Exhibition at the Hirschhorn Museum.
October 24, 2013 to May 26, 2014.
While destruction as a theme can be traced throughout art history, from the early atomic age it has become a pervasive cultural element. In the immediate post-World War II years, to invoke destruction in art was to evoke the war itself: the awful devastation of battle, the firebombing of entire cities, the dropping of the atomic bombs on Japan, and, of course, the Holocaust. Art seemed powerless in the face of that terrible history. But by the early 1950s, with the escalation of the arms race and the prospect of nuclear annihilation, the theme of destruction in art took on a new energy and meaning. In the decades since, destruction has persisted as an essential component of artistic expression. Damage Control: Art and Destruction Since 1950 offers an overview of this prevalent motif.

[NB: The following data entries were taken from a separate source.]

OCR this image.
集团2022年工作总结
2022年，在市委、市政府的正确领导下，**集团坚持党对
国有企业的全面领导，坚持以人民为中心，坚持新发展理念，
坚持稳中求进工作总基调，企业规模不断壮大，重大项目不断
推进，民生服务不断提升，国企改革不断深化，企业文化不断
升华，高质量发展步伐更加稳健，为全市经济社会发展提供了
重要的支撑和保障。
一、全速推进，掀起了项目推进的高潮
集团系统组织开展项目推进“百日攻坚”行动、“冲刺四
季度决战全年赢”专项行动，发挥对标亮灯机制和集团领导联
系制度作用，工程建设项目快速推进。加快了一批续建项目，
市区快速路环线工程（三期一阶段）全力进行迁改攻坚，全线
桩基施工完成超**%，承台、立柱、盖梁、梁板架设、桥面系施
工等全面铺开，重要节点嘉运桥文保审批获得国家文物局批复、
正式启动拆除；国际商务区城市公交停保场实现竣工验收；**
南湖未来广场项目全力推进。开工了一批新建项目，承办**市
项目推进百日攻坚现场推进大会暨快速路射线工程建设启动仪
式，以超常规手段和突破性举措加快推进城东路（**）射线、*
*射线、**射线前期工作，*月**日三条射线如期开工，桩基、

Many of the earlier works in the exhibition directly record nuclear bombs or their aftermath, or use such documentation as a starting point for broader commentary. The use of found film, television, and photography as a source expanded more widely in the 1960s as the importance of media coverage of disasters on a cataclysmic or everyday scale increased. Other artists adopted more conceptual or symbolic approaches to address the potential for destruction in the world or as a reaction to social conventions. Destruction has also been employed as a means of questioning art institutions or challenging the very meaning of art itself. In many of the artworks on view, regardless of time period, medium, or intent, the desire to control destruction or to emphasize the integral relationship between construction and destruction is central.
But whether as rebellion or protest, as spectacle and release, or as an important facet of re-creation and restoration, it is apparent that for generations of artists internationally, destruction has served as an essential means of considering and commenting upon a host of the most pressing artistic, cultural, and social issues of our time.